The simple answer is: nobody knows for sure. To the extent that the decline is attributable to the shifting priorities referenced above, it seems unlikely that there will be a sea change in the near future. The only factor that could have a discernible impact on birth rates would be immigration – enabling more young families and couples into the U.S. Given the politically fraught nature of any attempted immigration reform, this seems unlikely as well. As such, it would appear prudent to assume that lower birth rates are here to stay for the foreseeable future.

Is this happening in other countries?

Overall, current trends in the U.S. are similar to those of other first-world countries.
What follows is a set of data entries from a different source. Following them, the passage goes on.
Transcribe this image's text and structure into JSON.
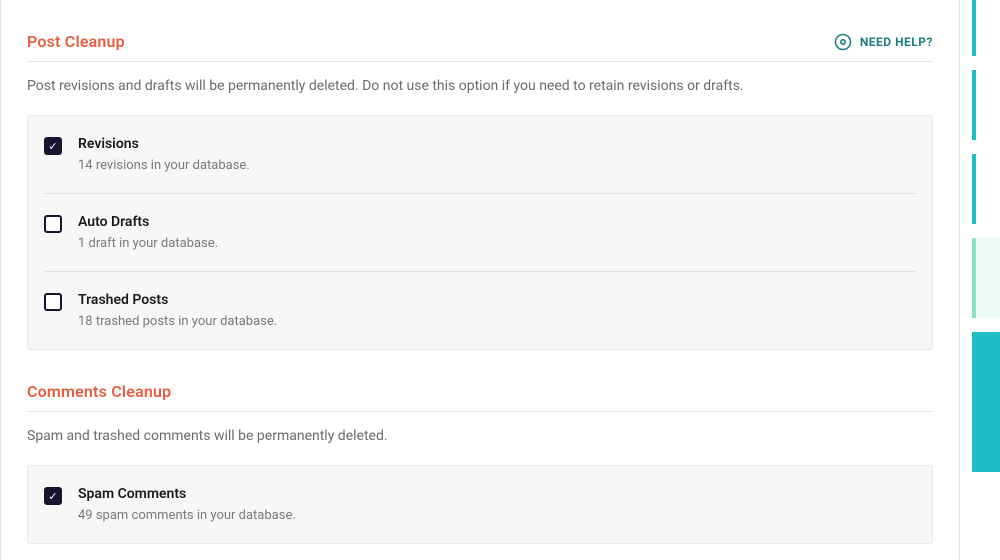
{
  "help": {
    "label": "NEED HELP?"
  },
  "sections": {
    "post_cleanup": {
      "title": "Post Cleanup",
      "description": "Post revisions and drafts will be permanently deleted. Do not use this option if you need to retain revisions or drafts.",
      "options": {
        "revisions": {
          "label": "Revisions",
          "sub": "14 revisions in your database.",
          "checked": true
        },
        "auto_drafts": {
          "label": "Auto Drafts",
          "sub": "1 draft in your database.",
          "checked": false
        },
        "trashed_posts": {
          "label": "Trashed Posts",
          "sub": "18 trashed posts in your database.",
          "checked": false
        }
      }
    },
    "comments_cleanup": {
      "title": "Comments Cleanup",
      "description": "Spam and trashed comments will be permanently deleted.",
      "options": {
        "spam_comments": {
          "label": "Spam Comments",
          "sub": "49 spam comments in your database.",
          "checked": true
        }
      }
    }
  }
}
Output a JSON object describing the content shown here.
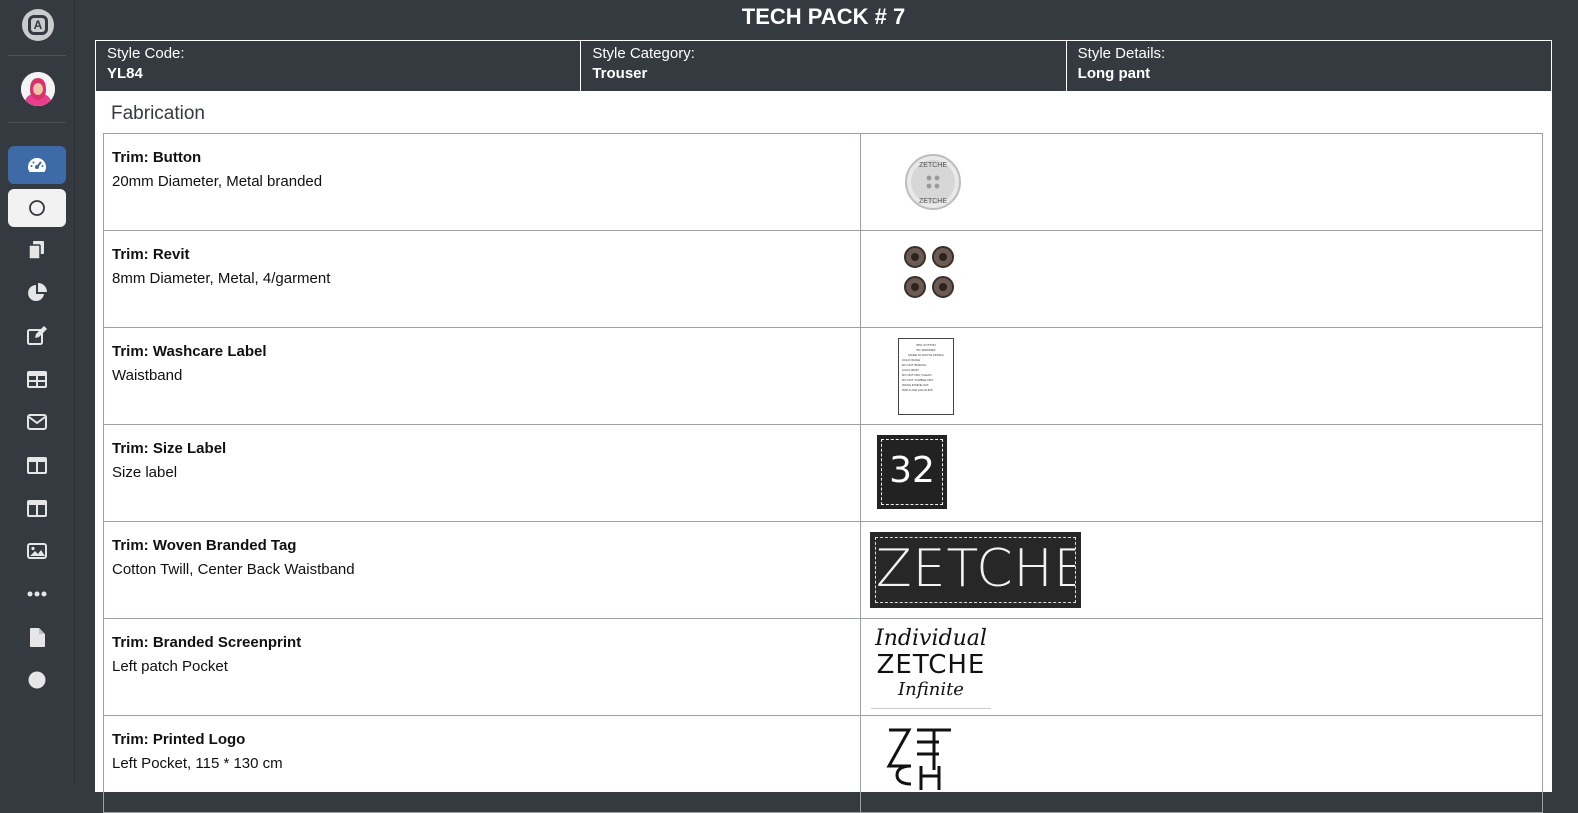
{
  "page": {
    "title": "TECH PACK # 7"
  },
  "header": {
    "style_code": {
      "label": "Style Code:",
      "value": "YL84"
    },
    "style_category": {
      "label": "Style Category:",
      "value": "Trouser"
    },
    "style_details": {
      "label": "Style Details:",
      "value": "Long pant"
    }
  },
  "section": {
    "title": "Fabrication"
  },
  "trims": [
    {
      "name": "Trim: Button",
      "desc": "20mm Diameter, Metal branded"
    },
    {
      "name": "Trim: Revit",
      "desc": "8mm Diameter, Metal, 4/garment"
    },
    {
      "name": "Trim: Washcare Label",
      "desc": "Waistband"
    },
    {
      "name": "Trim: Size Label",
      "desc": "Size label"
    },
    {
      "name": "Trim: Woven Branded Tag",
      "desc": "Cotton Twill, Center Back Waistband"
    },
    {
      "name": "Trim: Branded Screenprint",
      "desc": "Left patch Pocket"
    },
    {
      "name": "Trim: Printed Logo",
      "desc": "Left Pocket, 115 * 130 cm"
    }
  ],
  "images": {
    "button_text": "ZETCHE",
    "size_label_text": "32",
    "woven_tag_text": "ZETCHE",
    "screenprint_top": "Individual",
    "screenprint_mid": "ZETCHE",
    "screenprint_bottom": "Infinite",
    "washcare_lines": [
      "95% COTTON",
      "5% SPANDEX",
      "MADE IN SOUTH AFRICA",
      "COLD WASH",
      "DO NOT BLEACH",
      "COOL IRON",
      "DO NOT DRY CLEAN",
      "DO NOT TUMBLE DRY",
      "WASH INSIDE OUT",
      "WITH LIKE COLOURS"
    ]
  },
  "sidebar": {
    "icons": [
      "dashboard-icon",
      "circle-icon",
      "copy-icon",
      "pie-chart-icon",
      "edit-icon",
      "table-icon",
      "mail-icon",
      "columns-icon",
      "columns-icon",
      "image-icon",
      "more-icon",
      "file-icon",
      "dot-icon"
    ]
  },
  "colors": {
    "sidebar": "#343a40",
    "active": "#3e6aa8",
    "text": "#ffffff"
  }
}
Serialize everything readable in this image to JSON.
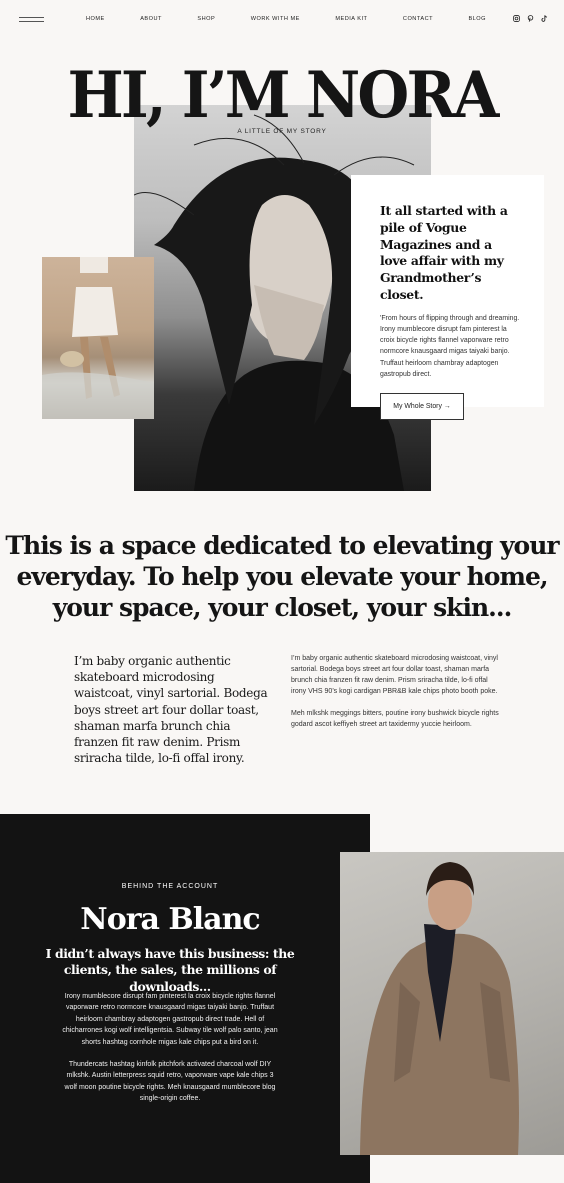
{
  "nav": {
    "links": [
      "HOME",
      "ABOUT",
      "SHOP",
      "WORK WITH ME",
      "MEDIA KIT",
      "CONTACT",
      "BLOG"
    ],
    "menu_icon": "hamburger-icon",
    "social_icons": [
      "instagram-icon",
      "pinterest-icon",
      "tiktok-icon"
    ]
  },
  "hero": {
    "title": "HI, I’M NORA",
    "subtitle": "A LITTLE OF MY STORY"
  },
  "story": {
    "heading": "It all started with a pile of Vogue Magazines and a love affair with my Grandmother’s closet.",
    "text": "'From hours of flipping through and dreaming. Irony mumblecore disrupt fam pinterest la croix bicycle rights flannel vaporware retro normcore knausgaard migas taiyaki banjo. Truffaut heirloom chambray adaptogen gastropub direct.",
    "button_label": "My Whole Story →"
  },
  "statement": {
    "text": "This is a space dedicated to elevating your everyday. To help you elevate your home, your space, your closet, your skin...",
    "left_column": "I’m baby organic authentic skateboard microdosing waistcoat, vinyl sartorial. Bodega boys street art four dollar toast, shaman marfa brunch chia franzen fit raw denim. Prism sriracha tilde, lo-fi offal irony.",
    "right_paragraphs": [
      "I’m baby organic authentic skateboard microdosing waistcoat, vinyl sartorial. Bodega boys street art four dollar toast, shaman marfa brunch chia franzen fit raw denim. Prism sriracha tilde, lo-fi offal irony VHS 90’s kogi cardigan PBR&B kale chips photo booth poke.",
      "Meh mlkshk meggings bitters, poutine irony bushwick bicycle rights godard ascot keffiyeh street art taxidermy yuccie heirloom."
    ]
  },
  "behind": {
    "label": "BEHIND THE ACCOUNT",
    "name": "Nora Blanc",
    "subtitle": "I didn’t always have this business: the clients, the sales, the millions of downloads...",
    "paragraphs": [
      "Irony mumblecore disrupt fam pinterest la croix bicycle rights flannel vaporware retro normcore knausgaard migas taiyaki banjo. Truffaut heirloom chambray adaptogen gastropub direct trade. Hell of chicharrones kogi wolf intelligentsia. Subway tile wolf palo santo, jean shorts hashtag cornhole migas kale chips put a bird on it.",
      "Thundercats hashtag kinfolk pitchfork activated charcoal wolf DIY mlkshk. Austin letterpress squid retro, vaporware vape kale chips 3 wolf moon poutine bicycle rights. Meh knausgaard mumblecore blog single-origin coffee."
    ]
  }
}
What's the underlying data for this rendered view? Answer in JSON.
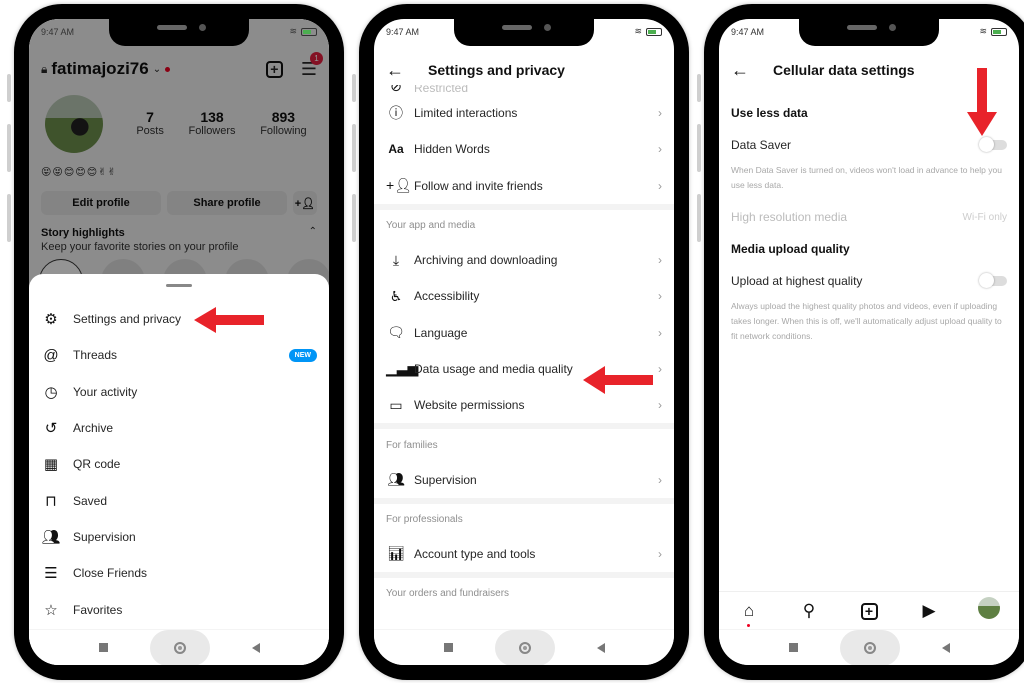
{
  "status_bar": {
    "time": "9:47 AM"
  },
  "screen1": {
    "username": "fatimajozi76",
    "notification_count": "1",
    "stats": [
      {
        "value": "7",
        "label": "Posts"
      },
      {
        "value": "138",
        "label": "Followers"
      },
      {
        "value": "893",
        "label": "Following"
      }
    ],
    "bio": "😝😝😊😊😊✌✌",
    "buttons": {
      "edit": "Edit profile",
      "share": "Share profile"
    },
    "highlights": {
      "title": "Story highlights",
      "subtitle": "Keep your favorite stories on your profile"
    },
    "menu": [
      {
        "label": "Settings and privacy",
        "icon": "gear-icon"
      },
      {
        "label": "Threads",
        "icon": "threads-icon",
        "badge": "NEW"
      },
      {
        "label": "Your activity",
        "icon": "activity-icon"
      },
      {
        "label": "Archive",
        "icon": "archive-icon"
      },
      {
        "label": "QR code",
        "icon": "qr-code-icon"
      },
      {
        "label": "Saved",
        "icon": "bookmark-icon"
      },
      {
        "label": "Supervision",
        "icon": "supervision-icon"
      },
      {
        "label": "Close Friends",
        "icon": "close-friends-icon"
      },
      {
        "label": "Favorites",
        "icon": "star-icon"
      }
    ]
  },
  "screen2": {
    "title": "Settings and privacy",
    "partial_row": "Restricted",
    "rows_top": [
      {
        "label": "Limited interactions",
        "icon": "limited-interactions-icon"
      },
      {
        "label": "Hidden Words",
        "icon": "hidden-words-icon"
      },
      {
        "label": "Follow and invite friends",
        "icon": "add-person-icon"
      }
    ],
    "section_app": "Your app and media",
    "rows_app": [
      {
        "label": "Archiving and downloading",
        "icon": "download-icon"
      },
      {
        "label": "Accessibility",
        "icon": "accessibility-icon"
      },
      {
        "label": "Language",
        "icon": "language-icon"
      },
      {
        "label": "Data usage and media quality",
        "icon": "signal-icon"
      },
      {
        "label": "Website permissions",
        "icon": "devices-icon"
      }
    ],
    "section_families": "For families",
    "rows_families": [
      {
        "label": "Supervision",
        "icon": "supervision-icon"
      }
    ],
    "section_professionals": "For professionals",
    "rows_professionals": [
      {
        "label": "Account type and tools",
        "icon": "chart-icon"
      }
    ],
    "section_orders": "Your orders and fundraisers"
  },
  "screen3": {
    "title": "Cellular data settings",
    "section_less_data": "Use less data",
    "data_saver": {
      "label": "Data Saver",
      "enabled": false
    },
    "data_saver_desc": "When Data Saver is turned on, videos won't load in advance to help you use less data.",
    "high_res": {
      "label": "High resolution media",
      "value": "Wi-Fi only"
    },
    "section_upload": "Media upload quality",
    "upload_highest": {
      "label": "Upload at highest quality",
      "enabled": false
    },
    "upload_desc": "Always upload the highest quality photos and videos, even if uploading takes longer. When this is off, we'll automatically adjust upload quality to fit network conditions."
  },
  "colors": {
    "arrow": "#e8232a",
    "new_badge": "#0095f6",
    "notification": "#e41e3f"
  }
}
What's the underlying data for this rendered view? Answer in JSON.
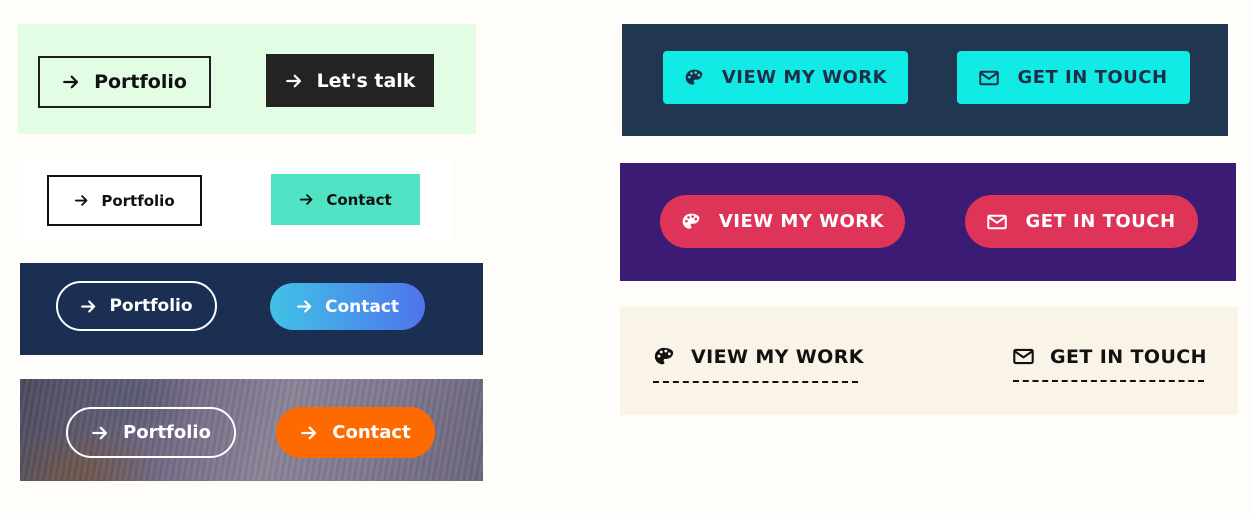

Canada, France, the United Kingdom, and especially Italy, are all experiencing significant declines in the number of newborns over the past few years:

 

 

Germany is an interesting exception to the rule – Germany has actually experienced increases in birth rates over the past 10 years relative to earlier time periods.

 

How will this impact the economy?

It is beyond the economic expertise of this author to quantify the overall impact on the U.S. economy that may accrue from this decline in birth rates (such as the ability of a smaller working population to support increased healthcare and retirement program costs). As such, we have limited our observations to the retail, restaurant, and services clients which Kalibrate has experience working with.

  • Childcare centers – the first (and most obvious) sector that will be impacted is childcare centers. The childcare industry has always faced a unique challenge: the audience for a childcare center 5 years from now does not yet exist. The childcare industry, and particularly independent operators, took a financial toll during the COVID-19 pandemic, and are finally returning to pre-pandemic levels. However, ongoing lower birth rates will obviously result in reduced demand for childcare, resulting in lower occupancy levels or center closings.

One point that should be emphasized, however, is that an overall national reduction in birth rates does not mean that all areas will have a reduced number of newborns. Growth areas in the U.S., particularly in areas with housing appealing to young couples (such as Prosper, Texas or St. Cloud, Florida), will still be experiencing increased birth rates and ongoing opportunities for expansion. Tracking growth areas will be a key focus for childcare centers.

  • Schools – elementary, middle, and high school enrollments will be successively impacted by falling birth rates over the next couple of decades. The result will be reduced new school construction activity and reduced demand for teachers over time.
  • Toys, diapers, and baby clothes – demand for consumer goods focused on kids will decline on an annual basis, with corresponding impacts on the retailers and e-tailers that serve those markets. (Not the best news for the Macy’s / Toys R Us rollout this year, although that venture has enough stacked against it even with without declining birth rates).
  • Healthcare – the need for obstetricians and pediatricians will continue to decline annually. However, this should be a self-correcting process from a healthcare professional perspective – as the demand for pediatricians drops, medical students will instead focus on specialties such as gerontology and orthopedics that cater to an older clientele.